Even amid dire financial times for governments, some places in the Southeast, hoping to stimulate economic activity, continue to channel tax dollars into sports facilities. Gwinnett County in suburban Atlanta is financing a $64 million baseball park, which opened in April and helped bring the Atlanta Braves Triple-A farm team from Richmond, Va. County leaders expected to sell naming rights to help offset costs but have as yet been unable to do so.

Meanwhile, Miami-Dade County and the city of Miami this summer agreed to use hotel room taxes to finance the majority of a stadium for baseball's Marlins that will cost—after paying off bonds over 40 years—about $2.4 billion. Officials broke ground on the new ballpark in July.

Pro Sports Revenue in the South
Sports chart
Notes: Figures represent millions of dollars. Revenues for the NBA, NFL, and NHL are for the 2007–08 seasons; MLB, for the 2008 season.

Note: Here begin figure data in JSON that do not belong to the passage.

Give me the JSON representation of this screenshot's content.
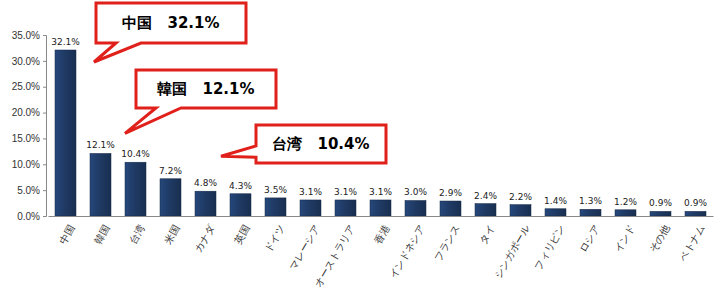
{
  "chart_data": {
    "type": "bar",
    "categories": [
      "中国",
      "韓国",
      "台湾",
      "米国",
      "カナダ",
      "英国",
      "ドイツ",
      "マレーシア",
      "オーストラリア",
      "香港",
      "インドネシア",
      "フランス",
      "タイ",
      "シンガポール",
      "フィリピン",
      "ロシア",
      "インド",
      "その他",
      "ベトナム"
    ],
    "values": [
      32.1,
      12.1,
      10.4,
      7.2,
      4.8,
      4.3,
      3.5,
      3.1,
      3.1,
      3.1,
      3.0,
      2.9,
      2.4,
      2.2,
      1.4,
      1.3,
      1.2,
      0.9,
      0.9
    ],
    "value_labels": [
      "32.1%",
      "12.1%",
      "10.4%",
      "7.2%",
      "4.8%",
      "4.3%",
      "3.5%",
      "3.1%",
      "3.1%",
      "3.1%",
      "3.0%",
      "2.9%",
      "2.4%",
      "2.2%",
      "1.4%",
      "1.3%",
      "1.2%",
      "0.9%",
      "0.9%"
    ],
    "color": "#1f3a64",
    "ylim": [
      0,
      35
    ],
    "yticks": [
      {
        "value": 0,
        "label": "0.0%"
      },
      {
        "value": 5,
        "label": "5.0%"
      },
      {
        "value": 10,
        "label": "10.0%"
      },
      {
        "value": 15,
        "label": "15.0%"
      },
      {
        "value": 20,
        "label": "20.0%"
      },
      {
        "value": 25,
        "label": "25.0%"
      },
      {
        "value": 30,
        "label": "30.0%"
      },
      {
        "value": 35,
        "label": "35.0%"
      }
    ],
    "grid": false,
    "data_labels": true,
    "annotations": [
      "中国　32.1%",
      "韓国　12.1%",
      "台湾　10.4%"
    ]
  }
}
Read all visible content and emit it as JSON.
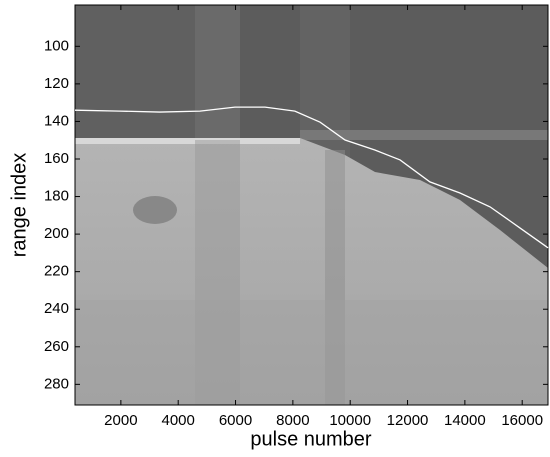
{
  "chart_data": {
    "type": "line",
    "xlabel": "pulse number",
    "ylabel": "range index",
    "x": [
      400,
      1970,
      3360,
      4760,
      5980,
      7030,
      8070,
      8950,
      9820,
      10860,
      11740,
      12780,
      13830,
      14880,
      15920,
      16900
    ],
    "series": [
      {
        "color": "#ffffff",
        "values": [
          134,
          134.5,
          135,
          134.5,
          132.4,
          132.4,
          134.5,
          140.4,
          149.9,
          155.2,
          160.5,
          172.2,
          178.1,
          185.5,
          196.7,
          207.3
        ]
      }
    ],
    "xlim": [
      400,
      16900
    ],
    "ylim": [
      78,
      291
    ],
    "y_inverted": true,
    "xticks": [
      2000,
      4000,
      6000,
      8000,
      10000,
      12000,
      14000,
      16000
    ],
    "yticks": [
      100,
      120,
      140,
      160,
      180,
      200,
      220,
      240,
      260,
      280
    ]
  }
}
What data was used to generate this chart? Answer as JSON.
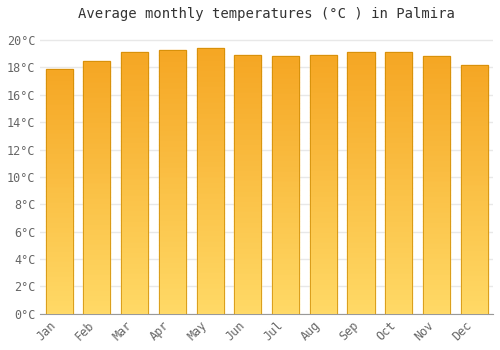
{
  "months": [
    "Jan",
    "Feb",
    "Mar",
    "Apr",
    "May",
    "Jun",
    "Jul",
    "Aug",
    "Sep",
    "Oct",
    "Nov",
    "Dec"
  ],
  "values": [
    17.9,
    18.5,
    19.1,
    19.3,
    19.4,
    18.9,
    18.8,
    18.9,
    19.1,
    19.1,
    18.8,
    18.2
  ],
  "bar_color_top": "#F5A623",
  "bar_color_bottom": "#FFD966",
  "title": "Average monthly temperatures (°C ) in Palmira",
  "ylabel_ticks": [
    "0°C",
    "2°C",
    "4°C",
    "6°C",
    "8°C",
    "10°C",
    "12°C",
    "14°C",
    "16°C",
    "18°C",
    "20°C"
  ],
  "ytick_vals": [
    0,
    2,
    4,
    6,
    8,
    10,
    12,
    14,
    16,
    18,
    20
  ],
  "ylim": [
    0,
    20.8
  ],
  "background_color": "#FFFFFF",
  "grid_color": "#E8E8E8",
  "title_fontsize": 10,
  "tick_fontsize": 8.5,
  "bar_edge_color": "#CC8800",
  "bar_width": 0.72
}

That same month, Louisiana's state government finalized a deal to help keep the Saints in New Orleans through 2025. That arrangement includes spending $85 million in state funds to renovate the team's stadium, the Louisiana Superdome, and leasing space for state agencies in a New Orleans office building owned by Saints owner Tom Benson.

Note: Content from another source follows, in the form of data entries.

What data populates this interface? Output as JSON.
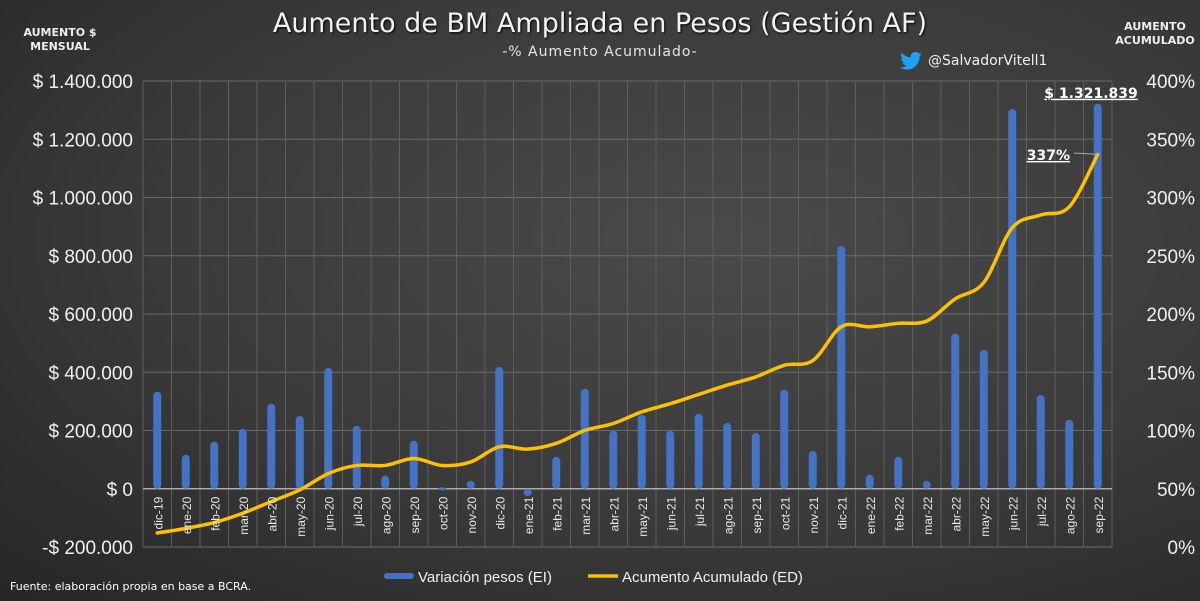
{
  "chart_data": {
    "type": "bar+line",
    "title": "Aumento de BM Ampliada en Pesos (Gestión AF)",
    "subtitle": "-% Aumento Acumulado-",
    "ylabel_left": "AUMENTO $ MENSUAL",
    "ylabel_right": "AUMENTO ACUMULADO",
    "ylim_left": [
      -200000,
      1400000
    ],
    "ylim_right": [
      0,
      400
    ],
    "yticks_left": [
      "-$ 200.000",
      "$ 0",
      "$ 200.000",
      "$ 400.000",
      "$ 600.000",
      "$ 800.000",
      "$ 1.000.000",
      "$ 1.200.000",
      "$ 1.400.000"
    ],
    "yticks_right": [
      "0%",
      "50%",
      "100%",
      "150%",
      "200%",
      "250%",
      "300%",
      "350%",
      "400%"
    ],
    "grid": true,
    "legend_position": "bottom",
    "categories": [
      "dic-19",
      "ene-20",
      "feb-20",
      "mar-20",
      "abr-20",
      "may-20",
      "jun-20",
      "jul-20",
      "ago-20",
      "sep-20",
      "oct-20",
      "nov-20",
      "dic-20",
      "ene-21",
      "feb-21",
      "mar-21",
      "abr-21",
      "may-21",
      "jun-21",
      "jul-21",
      "ago-21",
      "sep-21",
      "oct-21",
      "nov-21",
      "dic-21",
      "ene-22",
      "feb-22",
      "mar-22",
      "abr-22",
      "may-22",
      "jun-22",
      "jul-22",
      "ago-22",
      "sep-22"
    ],
    "series": [
      {
        "name": "Variación pesos (EI)",
        "type": "bar",
        "axis": "left",
        "color": "#4472c4",
        "values": [
          333000,
          117000,
          161000,
          206000,
          292000,
          250000,
          415000,
          216000,
          45000,
          165000,
          5000,
          27000,
          418000,
          -25000,
          110000,
          343000,
          199000,
          254000,
          199000,
          257000,
          226000,
          192000,
          340000,
          130000,
          834000,
          48000,
          110000,
          27000,
          532000,
          477000,
          1304000,
          322000,
          237000,
          1321839
        ]
      },
      {
        "name": "Acumento Acumulado (ED)",
        "type": "line",
        "axis": "right",
        "color": "#ffc000",
        "values": [
          12,
          16,
          21,
          29,
          39,
          49,
          63,
          70,
          70,
          76,
          70,
          73,
          86,
          84,
          89,
          100,
          106,
          116,
          123,
          131,
          139,
          146,
          156,
          160,
          189,
          189,
          192,
          194,
          213,
          227,
          274,
          285,
          292,
          337
        ]
      }
    ],
    "annotations": [
      "$ 1.321.839",
      "337%"
    ]
  },
  "handle": "@SalvadorVitell1",
  "source": "Fuente: elaboración propia en base a BCRA."
}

July was busy. That's also when the city of Birmingham began design work on a publicly funded domed stadium with no fixed tenant that, according to the city and news reports, will cost more than $550 million to build. The city council authorized spending $8 million a year to plan and design the building and at the same time voted to spend $7.5 million to restore Rickwood Field, a century-old baseball park, and to build a museum devoted to the city's baseball history.

Proponents of those projects cite potential economic benefits such as new jobs, spending, and neighborhood revitalization, along with the ability to host major events and the prestige that comes with a new venue and a big-league team. At the Birmingham groundbreaking, Mayor Larry Lankford said the city needs a "yes, we can" attitude.

Economists are not so sure. Studies by professional economists overwhelmingly suggest that such projects do not generate broad economic benefits, according to a 2008 paper by Coates and Humphreys. In a 2005 survey of American Economic Association members, 86 percent either said they strongly agree (58 percent) or agree (28 percent) that local and state governments should eliminate subsidies to professional sports franchises, Coates and Humphreys note.

They find that the results of nearly 20 years of research are "strikingly consistent. No matter what cities or geographical areas are examined, no matter what estimators are used, no matter what model specifications are used, and no matter what variables are used, articles published in peer reviewed economics journals contain almost no evidence that professional sports franchises and facilities have a measurable economic impact on the economy." Research shows that the impact is lessened because money spent in and around a stadium would otherwise have been spent elsewhere and on other activities.

Whatever the case, we still love our sports, and based on recent experience it appears we'll continue spending money on them even during tough economic times.